MiniMax Account Setup

Before using MiniMax TTS services, you need:
  1. MiniMax Account: Sign up at MiniMax Platform
  2. API Credentials: Get your API key and Group ID from the platform
  3. Voice Selection: Choose from available voice models and emotional settings

Required Environment Variables

  • MINIMAX_API_KEY: Your MiniMax API key for authentication
  • MINIMAX_GROUP_ID: Your MiniMax group ID

Configuration

MiniMaxHttpTTSService

api_key
str
required
MiniMax API key for authentication.
group_id
str
required
MiniMax Group ID to identify project.
voice_id
str
default:"Calm_Woman"
deprecated
Voice identifier for synthesis.Deprecated in v0.0.105. Use settings=MiniMaxHttpTTSService.Settings(...) instead.
model
str
default:"speech-02-turbo"
deprecated
TTS model name.

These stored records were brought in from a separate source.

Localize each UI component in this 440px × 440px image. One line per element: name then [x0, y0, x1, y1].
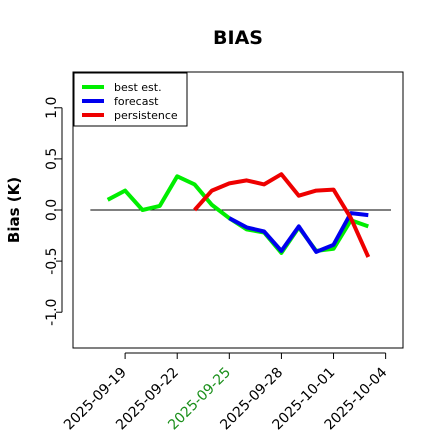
y-tick-label: -0.5: [44, 247, 60, 274]
series-line-best-est: [106, 174, 369, 255]
y-tick-label: 0.0: [44, 199, 60, 221]
series-line-persistence: [193, 172, 371, 258]
y-axis-label: Bias (K): [5, 177, 23, 243]
series-line-forecast: [228, 211, 369, 254]
chart-title: BIAS: [213, 27, 263, 49]
plot-frame: [72, 71, 404, 349]
y-tick-label: 1.0: [44, 97, 60, 119]
y-tick-label: -1.0: [44, 299, 60, 326]
legend-label: persistence: [114, 109, 178, 122]
legend-label: best est.: [114, 81, 162, 94]
y-tick-label: 0.5: [44, 148, 60, 170]
legend-label: forecast: [114, 95, 159, 108]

Options include speech-2.6-hd, speech-2.6-turbo, speech-02-hd, speech-02-turbo, speech-01-hd, speech-01-turbo.Deprecated in v0.0.105. Use settings=MiniMaxHttpTTSService.Settings(...) instead.
base_url
str
default:"https://api.minimax.io/v1/t2a_v2"
API base URL. Use https://api.minimaxi.chat/v1/t2a_v2 for mainland China or https://api-uw.minimax.io/v1/t2a_v2 for western United States.
aiohttp_session
aiohttp.ClientSession
required
An aiohttp session for HTTP requests.
sample_rate
int
default:"None"
Output audio sample rate in Hz. When None, uses the pipeline’s configured sample rate.
params
InputParams
default:"None"
deprecated
Runtime-configurable voice and generation settings. See InputParams below.Deprecated in v0.0.105. Use settings=MiniMaxHttpTTSService.Settings(...) instead.
settings
MiniMaxHttpTTSService.Settings
default:"None"
Runtime-configurable settings. See Settings below.

Settings

Runtime-configurable settings passed via the settings constructor argument using MiniMaxHttpTTSService.Settings(...). These can be updated mid-conversation with TTSUpdateSettingsFrame. See Service Settings for details.
ParameterTypeDefaultDescription
modelstrNoneModel identifier. (Inherited.)
voicestrNoneVoice identifier. (Inherited.)
languageLanguage | strNoneLanguage for synthesis. (Inherited.)
speedfloatNOT_GIVENSpeech speed.
volumefloatNOT_GIVENVolume level.
pitchintNOT_GIVENPitch adjustment.
emotionstrNOT_GIVENEmotion for synthesis.
text_normalizationboolNOT_GIVENWhether to apply text normalization.
latex_readboolNOT_GIVENWhether to read LaTeX formulas.
language_booststrNOT_GIVENLanguage boost setting.

Usage

Basic Setup

import aiohttp
from pipecat.services.minimax import MiniMaxHttpTTSService

async with aiohttp.ClientSession() as session:
    tts = MiniMaxHttpTTSService(
        api_key=os.getenv("MINIMAX_API_KEY"),
        group_id=os.getenv("MINIMAX_GROUP_ID"),
        aiohttp_session=session,
    )

With Voice Customization

import aiohttp
from pipecat.services.minimax import MiniMaxHttpTTSService
from pipecat.transcriptions.language import Language

async with aiohttp.ClientSession() as session:
    tts = MiniMaxHttpTTSService(
        api_key=os.getenv("MINIMAX_API_KEY"),
        group_id=os.getenv("MINIMAX_GROUP_ID"),
        aiohttp_session=session,
        settings=MiniMaxHttpTTSService.Settings(
            voice="Calm_Woman",
            model="speech-02-hd",
            language=Language.ZH,
            speed=1.2,
            emotion="happy",
        ),
    )
The InputParams / params= pattern is deprecated as of v0.0.105. Use Settings / settings= instead. See the Service Settings guide for migration details.

Notes

  • HTTP-based streaming: MiniMax uses an HTTP streaming API, not WebSocket. Audio data is returned in hex-encoded PCM chunks.
  • Emotional voice control: The emotion parameter lets you adjust the emotional tone of the voice without changing the voice model itself.
  • Model selection: The speech-2.6-* models are the latest and support additional languages (Filipino, Tamil, Persian). Use turbo variants for lower latency or hd variants for higher quality.
  • The Python class is named MiniMaxHttpTTSService, not MiniMaxTTSService.